Eu não sou atleta profissional - nem amadora - apenas treino jiu-jitsu. Há 4
anos descobri essa modalidade, gostei do que ela me proporcionou e persisto até
hoje. Procuro treinar duas vezes por semana por questão de tempo disponível. Sou adulta, trabalho, estudo,
cuido da casa, tenho meus amigos e relações para cultivar, tenho minha
espiritualidade e não é minha prioridade despender mais tempo
da minha vida com os treinos dessa modalidade. O que muita gente não sabe
é que só por praticar esse esporte minha vida é afetada nos
mais diversos aspectos. E, dessa forma, me torno um pouco intolerante quando fazem
brincadeiras "inocentes" sobre essa dimensão tão importante da minha vida. Essa
semana resolveram "zoar" a minha graduação no "jiu". O
sentimento foi: "é, realmente, para estar fazendo esse tipo de piada, você não
faz a mínima ideia do que eu passo para estar no tatame".
Treinar
jiu-jitsu por si só já é sério. O fato é que não tem como treinar jiu
descompromissadamente, porque mesmo treinando descompromissadamente você sofre
as consequências de treinar sério. Eu acredito que me encaixo nesse perfil:
treino pelo "life style", não tenho pretensão de competir no
jiu-jitsu, nem de virar lutadora de MMA posteriormente ou algo assim. Eu treino
porque gosto da sensação, do cansaço pós-treino, da sensação de que consegui me
livrar de alguém que queria me “finalizar”, de ativar meu extinto de
sobrevivência e até mesmo de tirar onda com um parceiro de treino que eu tenha
mais intimidade. É algo leve, que me faz rir, extravasar, me traz paz, é
relaxante e descontraído. Ao treinar jiu-jitsu se constrói a relação com uma
família, cria-se um espaço para deixar todas as suas angústias, pode-se
estabelecer seu próprio tratamento para ansiedade, rompe-se com o sedentarismo
e cria-se resistência física. E, para tudo isso, paga-se um preço.
Treinar
jiu-jitsu - especificamente para mulher - é abrir mão de ter unhas compridas, por questão de segurança; é não ligar tanto assim para o aspecto do cabelo que
fica meio detonado mesmo; é não ligar para os hematomas roxos pelo corpo todo e
conseguir viver tranquila com essa exposição quando se usa shorts, saia,
vestido, regata, ou qualquer vestuário que mostre alguma parte do corpo. Treinar jiu-jitsu é se
acostumar com a dor; é correr o risco de ficar com a orelha "couve-flor"

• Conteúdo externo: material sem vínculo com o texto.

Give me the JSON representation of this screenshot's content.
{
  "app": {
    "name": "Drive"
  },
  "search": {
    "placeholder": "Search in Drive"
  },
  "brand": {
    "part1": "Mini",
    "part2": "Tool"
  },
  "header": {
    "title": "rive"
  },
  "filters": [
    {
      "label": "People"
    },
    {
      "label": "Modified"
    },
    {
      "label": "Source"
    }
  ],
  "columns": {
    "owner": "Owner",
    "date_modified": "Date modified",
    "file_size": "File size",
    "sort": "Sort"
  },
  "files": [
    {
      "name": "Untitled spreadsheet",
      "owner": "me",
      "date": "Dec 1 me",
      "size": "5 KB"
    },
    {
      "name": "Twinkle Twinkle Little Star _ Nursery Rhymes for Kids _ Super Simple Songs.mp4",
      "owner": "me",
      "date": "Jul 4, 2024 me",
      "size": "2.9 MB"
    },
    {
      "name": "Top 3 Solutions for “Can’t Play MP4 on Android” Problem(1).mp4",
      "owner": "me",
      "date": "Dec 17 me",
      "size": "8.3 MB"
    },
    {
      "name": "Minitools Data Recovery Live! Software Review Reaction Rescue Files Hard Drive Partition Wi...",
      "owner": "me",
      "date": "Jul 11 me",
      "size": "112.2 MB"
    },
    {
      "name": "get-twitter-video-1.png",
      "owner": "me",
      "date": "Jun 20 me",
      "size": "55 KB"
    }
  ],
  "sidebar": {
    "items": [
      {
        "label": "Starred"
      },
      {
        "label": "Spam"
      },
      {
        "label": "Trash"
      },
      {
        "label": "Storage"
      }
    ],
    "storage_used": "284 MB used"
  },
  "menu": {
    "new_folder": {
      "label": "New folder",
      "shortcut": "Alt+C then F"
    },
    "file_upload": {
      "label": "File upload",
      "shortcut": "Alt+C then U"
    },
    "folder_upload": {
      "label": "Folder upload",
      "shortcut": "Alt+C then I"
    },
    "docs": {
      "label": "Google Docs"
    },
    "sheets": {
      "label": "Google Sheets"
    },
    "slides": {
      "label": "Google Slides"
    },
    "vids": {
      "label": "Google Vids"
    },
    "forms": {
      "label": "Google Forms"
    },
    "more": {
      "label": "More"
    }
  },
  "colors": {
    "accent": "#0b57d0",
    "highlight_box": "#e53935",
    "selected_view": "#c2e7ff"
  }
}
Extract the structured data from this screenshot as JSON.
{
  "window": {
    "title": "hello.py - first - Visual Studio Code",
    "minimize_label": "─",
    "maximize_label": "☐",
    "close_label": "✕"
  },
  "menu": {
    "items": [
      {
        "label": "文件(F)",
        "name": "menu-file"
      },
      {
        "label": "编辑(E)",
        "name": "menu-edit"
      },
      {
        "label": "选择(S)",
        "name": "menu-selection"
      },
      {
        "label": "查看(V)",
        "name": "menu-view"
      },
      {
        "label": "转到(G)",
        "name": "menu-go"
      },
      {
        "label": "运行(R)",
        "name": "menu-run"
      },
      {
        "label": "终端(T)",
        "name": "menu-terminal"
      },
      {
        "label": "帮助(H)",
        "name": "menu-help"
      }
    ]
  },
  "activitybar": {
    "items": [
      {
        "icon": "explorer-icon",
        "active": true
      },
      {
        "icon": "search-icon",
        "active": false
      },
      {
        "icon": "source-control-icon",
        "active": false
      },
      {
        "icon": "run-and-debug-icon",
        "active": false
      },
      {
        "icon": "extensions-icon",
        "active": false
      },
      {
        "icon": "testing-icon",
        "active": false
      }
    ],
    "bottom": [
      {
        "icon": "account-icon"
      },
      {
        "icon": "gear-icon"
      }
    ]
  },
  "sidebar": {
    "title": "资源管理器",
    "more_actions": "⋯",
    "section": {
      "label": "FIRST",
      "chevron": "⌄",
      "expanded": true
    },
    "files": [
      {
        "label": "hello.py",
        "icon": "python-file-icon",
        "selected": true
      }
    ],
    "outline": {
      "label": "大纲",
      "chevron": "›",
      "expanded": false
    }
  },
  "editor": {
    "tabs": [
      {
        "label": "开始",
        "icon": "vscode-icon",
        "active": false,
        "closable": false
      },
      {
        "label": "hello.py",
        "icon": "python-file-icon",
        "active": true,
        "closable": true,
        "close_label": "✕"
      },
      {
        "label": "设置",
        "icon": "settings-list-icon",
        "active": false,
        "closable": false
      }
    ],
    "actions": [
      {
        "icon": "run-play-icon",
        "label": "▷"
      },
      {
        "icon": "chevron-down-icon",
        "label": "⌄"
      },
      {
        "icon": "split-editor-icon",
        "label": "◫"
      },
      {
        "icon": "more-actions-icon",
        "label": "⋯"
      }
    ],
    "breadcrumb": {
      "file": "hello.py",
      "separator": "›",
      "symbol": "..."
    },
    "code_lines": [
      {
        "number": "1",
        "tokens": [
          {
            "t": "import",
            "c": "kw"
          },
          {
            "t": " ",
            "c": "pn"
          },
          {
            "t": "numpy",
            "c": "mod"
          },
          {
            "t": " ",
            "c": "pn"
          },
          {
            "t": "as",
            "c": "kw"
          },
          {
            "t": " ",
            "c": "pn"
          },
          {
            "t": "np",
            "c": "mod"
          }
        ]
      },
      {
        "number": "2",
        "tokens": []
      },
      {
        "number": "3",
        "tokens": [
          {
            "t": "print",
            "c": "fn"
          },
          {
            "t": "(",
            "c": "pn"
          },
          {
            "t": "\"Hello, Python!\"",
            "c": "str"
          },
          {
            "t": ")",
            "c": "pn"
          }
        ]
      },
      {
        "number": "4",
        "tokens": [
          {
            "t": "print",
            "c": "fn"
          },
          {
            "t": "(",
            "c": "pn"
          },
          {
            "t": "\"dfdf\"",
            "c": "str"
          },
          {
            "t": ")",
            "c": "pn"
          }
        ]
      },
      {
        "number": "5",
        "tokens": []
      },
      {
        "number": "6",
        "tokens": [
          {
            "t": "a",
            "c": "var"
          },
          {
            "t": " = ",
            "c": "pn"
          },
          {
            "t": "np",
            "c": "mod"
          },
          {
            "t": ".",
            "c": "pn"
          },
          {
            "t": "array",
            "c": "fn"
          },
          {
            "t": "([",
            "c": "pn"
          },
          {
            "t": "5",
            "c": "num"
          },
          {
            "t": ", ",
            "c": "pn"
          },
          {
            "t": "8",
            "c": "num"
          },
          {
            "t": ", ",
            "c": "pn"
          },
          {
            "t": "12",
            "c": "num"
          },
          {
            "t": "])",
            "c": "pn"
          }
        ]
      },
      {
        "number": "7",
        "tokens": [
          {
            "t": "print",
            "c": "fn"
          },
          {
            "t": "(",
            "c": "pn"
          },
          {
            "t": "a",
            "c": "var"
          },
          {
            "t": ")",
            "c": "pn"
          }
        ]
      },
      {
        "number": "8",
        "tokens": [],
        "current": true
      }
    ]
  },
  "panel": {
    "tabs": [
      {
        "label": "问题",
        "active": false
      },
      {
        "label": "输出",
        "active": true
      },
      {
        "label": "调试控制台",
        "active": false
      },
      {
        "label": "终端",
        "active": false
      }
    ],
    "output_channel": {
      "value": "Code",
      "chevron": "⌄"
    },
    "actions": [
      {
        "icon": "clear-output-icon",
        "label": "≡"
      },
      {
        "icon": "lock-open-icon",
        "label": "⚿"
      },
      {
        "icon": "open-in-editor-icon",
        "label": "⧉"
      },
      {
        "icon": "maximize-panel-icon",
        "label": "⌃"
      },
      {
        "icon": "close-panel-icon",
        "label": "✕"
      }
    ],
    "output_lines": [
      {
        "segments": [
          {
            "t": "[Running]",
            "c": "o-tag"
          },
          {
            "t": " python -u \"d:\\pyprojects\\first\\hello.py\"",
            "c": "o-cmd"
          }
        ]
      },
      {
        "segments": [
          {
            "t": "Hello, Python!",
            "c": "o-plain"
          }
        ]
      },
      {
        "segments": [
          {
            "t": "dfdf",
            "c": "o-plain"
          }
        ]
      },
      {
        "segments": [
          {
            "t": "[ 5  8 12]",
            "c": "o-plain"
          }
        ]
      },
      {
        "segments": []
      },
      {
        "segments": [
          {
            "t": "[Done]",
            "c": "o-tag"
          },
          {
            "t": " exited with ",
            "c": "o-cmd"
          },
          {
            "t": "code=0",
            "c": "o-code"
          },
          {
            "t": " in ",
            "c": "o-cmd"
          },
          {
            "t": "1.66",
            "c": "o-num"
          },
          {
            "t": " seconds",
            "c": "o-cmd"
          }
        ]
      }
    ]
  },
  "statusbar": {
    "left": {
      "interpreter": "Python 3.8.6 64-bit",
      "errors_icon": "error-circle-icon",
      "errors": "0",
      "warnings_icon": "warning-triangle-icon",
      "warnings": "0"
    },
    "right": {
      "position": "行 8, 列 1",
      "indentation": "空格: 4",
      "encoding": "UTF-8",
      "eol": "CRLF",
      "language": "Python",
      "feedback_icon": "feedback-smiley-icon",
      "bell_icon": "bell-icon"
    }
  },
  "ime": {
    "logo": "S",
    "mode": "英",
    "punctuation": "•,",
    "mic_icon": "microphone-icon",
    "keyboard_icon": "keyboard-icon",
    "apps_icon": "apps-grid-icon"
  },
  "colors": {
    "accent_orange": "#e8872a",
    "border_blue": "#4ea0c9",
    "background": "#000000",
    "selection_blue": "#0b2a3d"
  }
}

por mais que você faça o máximo para evitar isso; é ter dor nas mãos e dedos
diariamente devido as "pegadas"; é sempre ter uma dorzinha no
pescoço, no joelho, na virilha. Treinar jiu-jitsu é abrir
mão de relacionamentos com homens que não conseguem tolerar que você está em um
tatame ou que não conseguem entender o seu "charme" diante do
exposto anteriormente. É ter que escutar que você fica "se agarrando com um monte
de homem", que quem luta é "machorra" ou ainda "piriguete". Treinar
jiu-jitsu é superação em flexibilidade, coordenação, força e acerto de posição:
é evolução. E é lidar com isso emocionalmente entendendo que alguns evoluem mais rápido – dom, talento, aspecto cerebral,
quantidade de treino – e que para outros a evolução é mais lenta e gradativa, mas pode ter
certeza que em todos os casos sempre será valoroso perceber que algo antes impensável tornou-se possível. Treinar jiu-jitsu é busca de igualdade de gênero, aprender a respeitar o adversário
independentemente do tamanho e prezar pela saúde e integridade de ambos. É aprender
que tão fundamental quanto amassar é manter a calma quando se está sendo amassado.
Eu escolhi o jiu-jitsu para fazer parte da minha vida e espero realmente que você possa
respeitar
isso. É importante para mim. O respeito por tudo que eu passo para estar no tatame é
algo pelo qual não abro mão. Espero que me expor desse jeito possa fazer mais
gente entender e respeitar o que passamos para estar lá.